Function's derivative only returns the gradient of the first argument
tonyyang-svail opened this issue · comments
Hi, I was trying to play around with Tangent in the playground. And looks like tangent only supports differentiating function with a single input.
To reproduce:
def f(x, y):
a = _mul(x, y)
b = _mul(x, y)
c = a + b
return c
def _mul(m, n):
out = m * n
return out
import tangent
df = tangent.grad(f, verbose=1)Generated code:
def dfdx(x, y, bc=1.0):
# Initialize the tape
_stack = tangent.Stack()
_substack = tangent.Stack()
tangent.push_stack(_stack, _substack, '_b10af127')
a = pri__mulm(_substack, x, y)
_substack = tangent.Stack()
tangent.push_stack(_stack, _substack, '_76955021')
b = pri__mulm(_substack, x, y)
c = a + b
assert tangent.shapes_match(c, bc
), 'Shape mismatch between return value (%s) and seed derivative (%s)' % (
numpy.shape(c), numpy.shape(bc))
# Grad of: c = a + b
_ba = tangent.unbroadcast(bc, a)
_bb = tangent.unbroadcast(bc, b)
ba = _ba
bb = _bb
# Grad of: b = _mul(x, y)
_substack = tangent.pop_stack(_stack, '_76955021')
dxs = _d_muldm(_substack, bb, x, y)
_bx2 = dxs[0]
bx = _bx2
# Grad of: a = _mul(x, y)
_substack = tangent.pop_stack(_stack, '_b10af127')

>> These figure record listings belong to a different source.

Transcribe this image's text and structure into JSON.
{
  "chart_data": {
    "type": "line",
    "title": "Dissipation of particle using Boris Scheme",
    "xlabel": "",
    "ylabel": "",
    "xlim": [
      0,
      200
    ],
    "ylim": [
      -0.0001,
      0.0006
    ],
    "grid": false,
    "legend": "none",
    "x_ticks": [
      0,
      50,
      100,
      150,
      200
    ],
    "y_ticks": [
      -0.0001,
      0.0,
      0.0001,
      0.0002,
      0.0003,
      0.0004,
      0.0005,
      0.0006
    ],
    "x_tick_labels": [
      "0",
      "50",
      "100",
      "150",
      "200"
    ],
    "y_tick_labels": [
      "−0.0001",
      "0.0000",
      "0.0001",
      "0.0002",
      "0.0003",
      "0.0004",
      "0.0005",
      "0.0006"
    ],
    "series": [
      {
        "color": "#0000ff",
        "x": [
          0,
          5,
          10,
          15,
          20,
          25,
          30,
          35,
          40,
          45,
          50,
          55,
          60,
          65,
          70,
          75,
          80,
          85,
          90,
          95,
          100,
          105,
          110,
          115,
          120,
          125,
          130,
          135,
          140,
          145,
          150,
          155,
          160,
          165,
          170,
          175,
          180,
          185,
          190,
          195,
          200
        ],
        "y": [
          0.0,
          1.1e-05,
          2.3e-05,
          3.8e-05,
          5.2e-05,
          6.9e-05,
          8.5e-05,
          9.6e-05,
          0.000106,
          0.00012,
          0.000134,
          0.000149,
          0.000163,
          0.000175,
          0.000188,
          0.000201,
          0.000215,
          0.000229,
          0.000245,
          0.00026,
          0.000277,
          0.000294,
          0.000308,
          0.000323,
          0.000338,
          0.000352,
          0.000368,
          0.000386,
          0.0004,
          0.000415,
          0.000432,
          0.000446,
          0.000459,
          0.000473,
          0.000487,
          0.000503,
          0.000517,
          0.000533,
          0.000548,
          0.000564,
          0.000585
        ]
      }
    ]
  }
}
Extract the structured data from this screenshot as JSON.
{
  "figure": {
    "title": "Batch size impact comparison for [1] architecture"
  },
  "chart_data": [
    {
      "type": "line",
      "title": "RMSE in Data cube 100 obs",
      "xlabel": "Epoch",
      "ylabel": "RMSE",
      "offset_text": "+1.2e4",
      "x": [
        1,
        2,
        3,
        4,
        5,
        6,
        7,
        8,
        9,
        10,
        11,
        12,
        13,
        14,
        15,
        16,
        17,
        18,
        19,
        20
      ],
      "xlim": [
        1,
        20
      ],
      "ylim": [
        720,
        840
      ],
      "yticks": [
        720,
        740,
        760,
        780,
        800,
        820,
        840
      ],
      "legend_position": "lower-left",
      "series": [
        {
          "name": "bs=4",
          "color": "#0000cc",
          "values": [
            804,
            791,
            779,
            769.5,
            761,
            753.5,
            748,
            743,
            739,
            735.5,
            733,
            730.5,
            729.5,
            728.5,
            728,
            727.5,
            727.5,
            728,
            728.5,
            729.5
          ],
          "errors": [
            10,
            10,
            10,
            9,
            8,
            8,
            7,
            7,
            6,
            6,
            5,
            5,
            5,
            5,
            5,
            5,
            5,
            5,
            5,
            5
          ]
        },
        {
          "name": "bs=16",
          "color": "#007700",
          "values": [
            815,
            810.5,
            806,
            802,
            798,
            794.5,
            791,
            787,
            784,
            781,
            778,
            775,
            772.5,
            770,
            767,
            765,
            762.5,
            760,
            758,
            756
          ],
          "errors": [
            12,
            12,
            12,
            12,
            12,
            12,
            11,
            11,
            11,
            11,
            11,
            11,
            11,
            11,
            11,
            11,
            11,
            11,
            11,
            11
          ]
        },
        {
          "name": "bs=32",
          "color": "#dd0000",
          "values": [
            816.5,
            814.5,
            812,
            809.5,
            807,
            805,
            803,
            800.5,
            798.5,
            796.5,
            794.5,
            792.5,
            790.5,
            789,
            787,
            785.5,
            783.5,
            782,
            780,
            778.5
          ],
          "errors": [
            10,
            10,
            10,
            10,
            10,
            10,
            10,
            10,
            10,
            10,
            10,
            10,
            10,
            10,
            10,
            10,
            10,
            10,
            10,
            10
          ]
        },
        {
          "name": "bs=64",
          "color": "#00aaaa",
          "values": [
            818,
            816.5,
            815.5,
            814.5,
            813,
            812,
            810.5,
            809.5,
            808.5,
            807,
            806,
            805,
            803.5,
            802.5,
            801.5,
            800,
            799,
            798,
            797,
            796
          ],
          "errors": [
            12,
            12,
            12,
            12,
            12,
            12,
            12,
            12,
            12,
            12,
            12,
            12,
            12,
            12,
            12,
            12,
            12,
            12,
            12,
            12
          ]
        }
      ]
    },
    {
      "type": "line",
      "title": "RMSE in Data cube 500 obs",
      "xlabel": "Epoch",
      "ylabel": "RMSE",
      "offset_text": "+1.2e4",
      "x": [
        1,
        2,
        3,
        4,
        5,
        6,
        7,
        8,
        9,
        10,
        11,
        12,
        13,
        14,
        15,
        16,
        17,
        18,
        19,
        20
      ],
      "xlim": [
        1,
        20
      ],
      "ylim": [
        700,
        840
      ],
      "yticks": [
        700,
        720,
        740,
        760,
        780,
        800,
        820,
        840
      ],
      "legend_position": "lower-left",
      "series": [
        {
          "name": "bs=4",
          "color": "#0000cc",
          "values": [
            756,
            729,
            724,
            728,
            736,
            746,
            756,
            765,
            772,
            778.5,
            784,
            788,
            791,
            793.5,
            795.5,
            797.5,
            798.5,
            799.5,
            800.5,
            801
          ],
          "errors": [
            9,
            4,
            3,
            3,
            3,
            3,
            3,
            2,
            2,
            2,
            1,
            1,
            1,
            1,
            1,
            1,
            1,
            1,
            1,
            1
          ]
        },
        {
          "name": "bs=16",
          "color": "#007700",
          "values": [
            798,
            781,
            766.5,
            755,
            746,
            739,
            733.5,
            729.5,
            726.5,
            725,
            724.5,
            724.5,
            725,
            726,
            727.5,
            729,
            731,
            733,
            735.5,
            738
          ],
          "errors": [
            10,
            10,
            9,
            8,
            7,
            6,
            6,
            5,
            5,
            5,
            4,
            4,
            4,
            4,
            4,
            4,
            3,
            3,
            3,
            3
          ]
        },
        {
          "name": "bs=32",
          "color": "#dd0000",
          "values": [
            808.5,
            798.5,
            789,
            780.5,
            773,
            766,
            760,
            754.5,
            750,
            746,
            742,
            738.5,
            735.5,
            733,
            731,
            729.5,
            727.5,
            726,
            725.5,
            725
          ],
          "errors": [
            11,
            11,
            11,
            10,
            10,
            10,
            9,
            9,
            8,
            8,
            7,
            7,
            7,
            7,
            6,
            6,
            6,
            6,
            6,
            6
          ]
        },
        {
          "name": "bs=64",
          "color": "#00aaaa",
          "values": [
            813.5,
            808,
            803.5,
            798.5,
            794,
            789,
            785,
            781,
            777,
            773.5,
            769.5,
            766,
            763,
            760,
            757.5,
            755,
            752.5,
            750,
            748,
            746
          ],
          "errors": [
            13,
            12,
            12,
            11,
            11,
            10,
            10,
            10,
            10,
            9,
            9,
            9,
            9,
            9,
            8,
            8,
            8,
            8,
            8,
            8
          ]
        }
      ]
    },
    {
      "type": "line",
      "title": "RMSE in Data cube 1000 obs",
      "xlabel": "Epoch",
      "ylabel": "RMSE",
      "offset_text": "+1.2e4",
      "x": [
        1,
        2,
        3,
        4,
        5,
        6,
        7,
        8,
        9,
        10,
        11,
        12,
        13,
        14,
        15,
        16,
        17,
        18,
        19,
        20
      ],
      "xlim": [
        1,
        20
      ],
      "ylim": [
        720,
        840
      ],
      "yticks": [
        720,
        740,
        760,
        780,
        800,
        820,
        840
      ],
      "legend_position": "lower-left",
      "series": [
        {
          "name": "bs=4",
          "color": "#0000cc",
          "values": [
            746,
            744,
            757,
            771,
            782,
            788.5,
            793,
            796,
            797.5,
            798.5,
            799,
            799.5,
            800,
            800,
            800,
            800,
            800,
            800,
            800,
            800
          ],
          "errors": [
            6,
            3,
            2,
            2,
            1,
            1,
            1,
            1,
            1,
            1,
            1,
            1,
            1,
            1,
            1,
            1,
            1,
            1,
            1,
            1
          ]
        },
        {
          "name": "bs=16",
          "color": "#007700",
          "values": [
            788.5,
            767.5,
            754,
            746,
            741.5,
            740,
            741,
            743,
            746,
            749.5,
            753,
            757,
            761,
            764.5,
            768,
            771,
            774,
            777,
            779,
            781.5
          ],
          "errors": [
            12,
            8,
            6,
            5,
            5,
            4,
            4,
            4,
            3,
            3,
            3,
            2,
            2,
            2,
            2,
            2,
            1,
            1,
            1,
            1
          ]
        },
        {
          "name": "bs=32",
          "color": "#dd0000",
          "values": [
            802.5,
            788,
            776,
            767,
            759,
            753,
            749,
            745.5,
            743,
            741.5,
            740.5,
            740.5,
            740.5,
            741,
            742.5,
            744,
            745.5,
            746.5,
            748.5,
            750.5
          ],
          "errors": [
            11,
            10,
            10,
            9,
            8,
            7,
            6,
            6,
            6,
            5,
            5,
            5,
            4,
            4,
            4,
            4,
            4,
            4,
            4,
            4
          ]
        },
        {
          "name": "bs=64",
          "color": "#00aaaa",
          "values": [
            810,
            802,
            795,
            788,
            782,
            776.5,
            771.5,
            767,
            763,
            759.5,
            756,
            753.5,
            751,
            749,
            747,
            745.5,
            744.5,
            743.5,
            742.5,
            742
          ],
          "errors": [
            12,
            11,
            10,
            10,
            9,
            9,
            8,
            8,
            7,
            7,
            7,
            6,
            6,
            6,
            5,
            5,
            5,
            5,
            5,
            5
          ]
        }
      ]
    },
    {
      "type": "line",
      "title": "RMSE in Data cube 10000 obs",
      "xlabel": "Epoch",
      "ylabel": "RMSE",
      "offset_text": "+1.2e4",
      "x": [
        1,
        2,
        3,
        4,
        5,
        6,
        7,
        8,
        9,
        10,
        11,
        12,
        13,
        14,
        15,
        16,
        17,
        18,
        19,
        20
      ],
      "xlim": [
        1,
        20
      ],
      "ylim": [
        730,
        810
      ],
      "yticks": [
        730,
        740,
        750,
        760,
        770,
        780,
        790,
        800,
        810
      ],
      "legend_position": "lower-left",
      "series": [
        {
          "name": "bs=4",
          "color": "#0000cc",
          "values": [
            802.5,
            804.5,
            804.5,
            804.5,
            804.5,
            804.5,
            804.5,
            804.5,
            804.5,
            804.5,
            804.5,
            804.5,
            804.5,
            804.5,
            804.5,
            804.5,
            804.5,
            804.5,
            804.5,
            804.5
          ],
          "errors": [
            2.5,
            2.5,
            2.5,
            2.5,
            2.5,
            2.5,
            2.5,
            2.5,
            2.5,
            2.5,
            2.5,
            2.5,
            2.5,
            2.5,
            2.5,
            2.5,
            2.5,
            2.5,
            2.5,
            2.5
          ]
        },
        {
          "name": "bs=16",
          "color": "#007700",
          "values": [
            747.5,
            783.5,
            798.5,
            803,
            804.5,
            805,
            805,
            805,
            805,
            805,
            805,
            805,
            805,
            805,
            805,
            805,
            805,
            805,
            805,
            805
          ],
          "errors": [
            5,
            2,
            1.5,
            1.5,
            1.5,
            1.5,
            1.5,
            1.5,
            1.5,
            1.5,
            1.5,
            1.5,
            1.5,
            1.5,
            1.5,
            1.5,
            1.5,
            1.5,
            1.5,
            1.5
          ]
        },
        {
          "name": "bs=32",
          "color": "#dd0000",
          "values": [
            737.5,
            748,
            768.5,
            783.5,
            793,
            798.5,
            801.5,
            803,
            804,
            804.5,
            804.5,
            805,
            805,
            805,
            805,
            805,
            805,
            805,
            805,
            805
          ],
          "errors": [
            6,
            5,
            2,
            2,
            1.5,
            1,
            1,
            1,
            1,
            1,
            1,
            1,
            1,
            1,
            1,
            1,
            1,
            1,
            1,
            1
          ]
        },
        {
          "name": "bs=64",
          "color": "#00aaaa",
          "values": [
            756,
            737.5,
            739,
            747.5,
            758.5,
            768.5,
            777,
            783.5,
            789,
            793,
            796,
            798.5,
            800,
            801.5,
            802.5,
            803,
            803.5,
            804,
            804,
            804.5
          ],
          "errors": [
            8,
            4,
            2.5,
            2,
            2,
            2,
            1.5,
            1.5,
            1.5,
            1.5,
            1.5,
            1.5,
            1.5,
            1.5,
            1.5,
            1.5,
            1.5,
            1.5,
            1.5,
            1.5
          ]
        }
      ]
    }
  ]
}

dxs = _d_muldm(_substack, ba, x, y)
_bx = dxs[0]
bx = tangent.add_grad(bx, _bx)
return bx
def pri__mulm(_stack, m, n):
out = m * n
result = out
tangent.push(_stack, result, '_a6173701')
return out
def _d_muldm(_stack, bout, m, n):
result = tangent.pop(_stack, '_a6173701')
# Grad of: out = m * n
_bm = tangent.unbroadcast(bout * n, m)
bm = _bm
return bm, resultI would expect dfdx to return both bx and by, instead of just bx.
Try tangent.grad(f, wrt=(0,1), verbose=1)
It worked. Thanks.